Lafreniere, who identifies as Métis with roots in Camperville, Man., said she was also inspired by two exhibitions highlighting Métis artists: Tracy Fehr’s Heartbeat of A Nation: Métis Women 250 Years and Rosalie Favel’s Family Legacy.
The series, in partnership with the Manitoba Métis Federation and the Infinity Women Secretariat, began in the summer, and the last will be Oct. 27.
“I knew that there was a need for education around Métis stories and culture,” she said, adding a lot of people don’t know Métis history and how they came to be here.
She also saw Métis Kitchen Table Teachings as a platform to discuss issues of concern to the Métis community.
Last Monday, five people discussed Métis identity on a panel called Race Shifting, Identity Theft, and Protecting Métis Culture.

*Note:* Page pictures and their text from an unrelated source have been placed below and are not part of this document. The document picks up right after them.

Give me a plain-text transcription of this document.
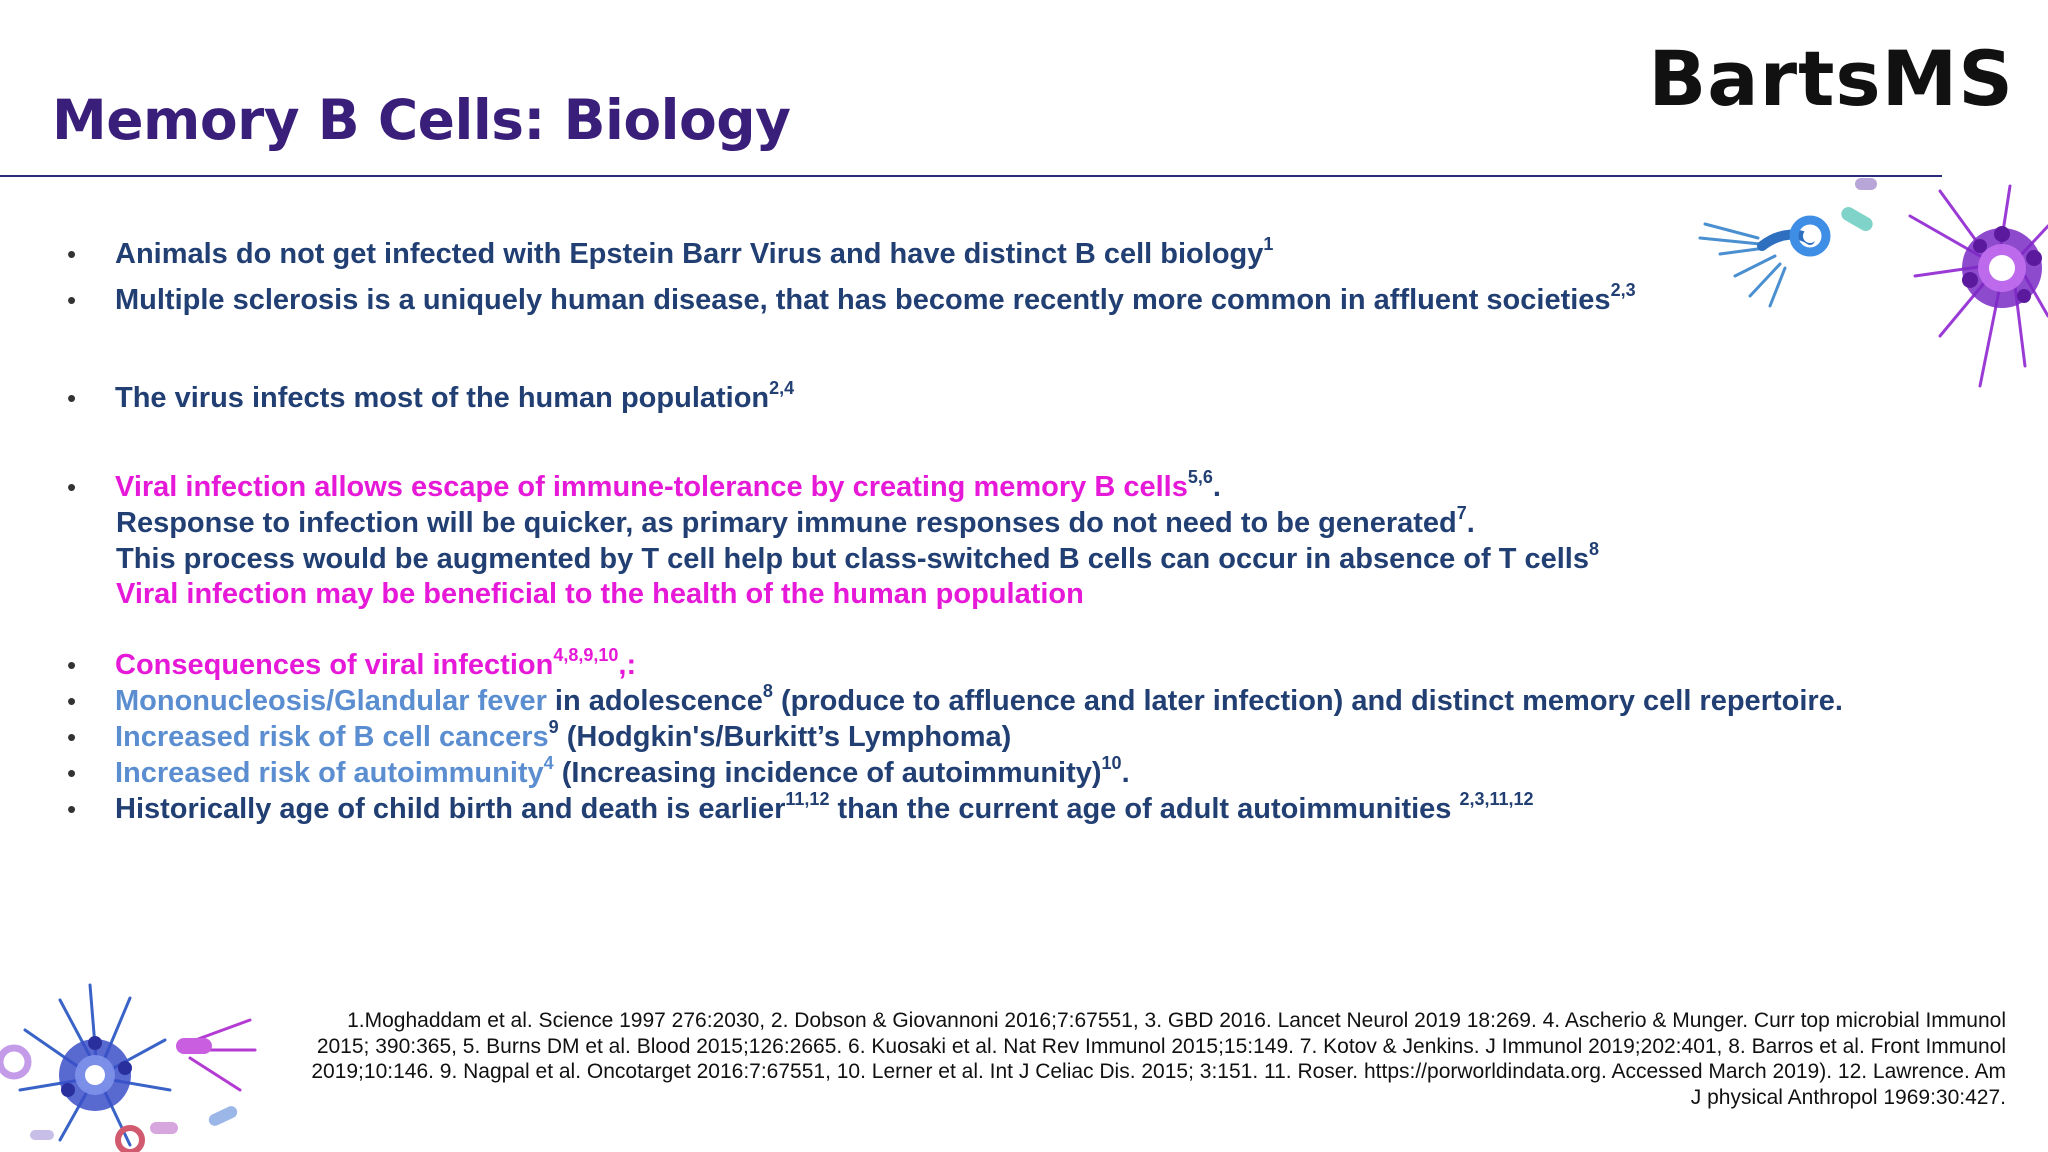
Memory B Cells: Biology	BartsMS
•	Animals do not get infected with Epstein Barr Virus and have distinct B cell biology$^1$
•	Multiple sclerosis is a uniquely human disease, that has become recently more common in affluent societies$^{2,3}$
•	The virus infects most of the human population$^{2,4}$
•	Viral infection allows escape of immune-tolerance by creating memory B cells$^{5,6}$.
Response to infection will be quicker, as primary immune responses do not need to be generated$^7$.
This process would be augmented by T cell help but class-switched B cells can occur in absence of T cells$^8$
Viral infection may be beneficial to the health of the human population
•	Consequences of viral infection$^{4,8,9,10}$,:
•	Mononucleosis/Glandular fever in adolescence$^8$ (produce to affluence and later infection) and distinct memory cell repertoire.
•	Increased risk of B cell cancers$^9$ (Hodgkin's/Burkitt’s Lymphoma)
•	Increased risk of autoimmunity$^4$ (Increasing incidence of autoimmunity)$^{10}$.
•	Historically age of child birth and death is earlier$^{11,12}$ than the current age of adult autoimmunities $^{2,3,11,12}$
1.Moghaddam et al. Science 1997 276:2030, 2. Dobson & Giovannoni 2016;7:67551, 3. GBD 2016. Lancet Neurol 2019 18:269. 4. Ascherio & Munger. Curr top microbial Immunol
2015; 390:365, 5. Burns DM et al. Blood 2015;126:2665. 6. Kuosaki et al. Nat Rev Immunol 2015;15:149. 7. Kotov & Jenkins. J Immunol 2019;202:401, 8. Barros et al. Front Immunol
2019;10:146. 9. Nagpal et al. Oncotarget 2016:7:67551, 10. Lerner et al. Int J Celiac Dis. 2015; 3:151. 11. Roser. https://porworldindata.org. Accessed March 2019). 12. Lawrence. Am
J physical Anthropol 1969:30:427.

Kyra De La Ronde, one of the panellists, is the chairperson of the Manitoba Métis Federation Provincial Youth Advisory Committee.
“We’re at a really pinnacle moment within the Métis Nation, where there are people who are protecting us, and people wanting to further us,” she said.
“We’re not trying to gate keep, and we’re not trying to exclude, we’re really just trying to preserve and protect the culture and the identity that we have.”
Last Wednesday, William Benoit, the advisor for internal Indigenous engagement at Library and Archives Canada, talked about scrip. Scrip was a coupon or an entitlement to land given to Métis families by the Canadian government.
“The process said, we may give you and your children land, but we’re not going to tell you where you’re going to get it,” he said.
“You could be from one place, and get land from another place. The Métis are family-oriented. We like our families, we like to stay near our families, we like to do things with our families.”
Families were essentially broken up by what was a kind of lottery process.
But Benoit also said the process of scrip was in a way, beautiful.
“You see the man or the woman standing in front of a committee making their mark,” he said during the discussion.
“So it’s not just somebody [else] saying that they’re a half-breed, but what they’re doing is saying it themselves, and they’re signing it.”
In the final Kitchen Table Teaching this week, Métis author Chantal Fiola will discuss her new book Returning to Ceremony, a follow-up to Rekindling the Sacred Fire.
Lafreniere said Fiola’s research discovered that prior to the church having a large influence in Métis communities, they practised Indigenous ceremonies, and what it means to reclaim those practices.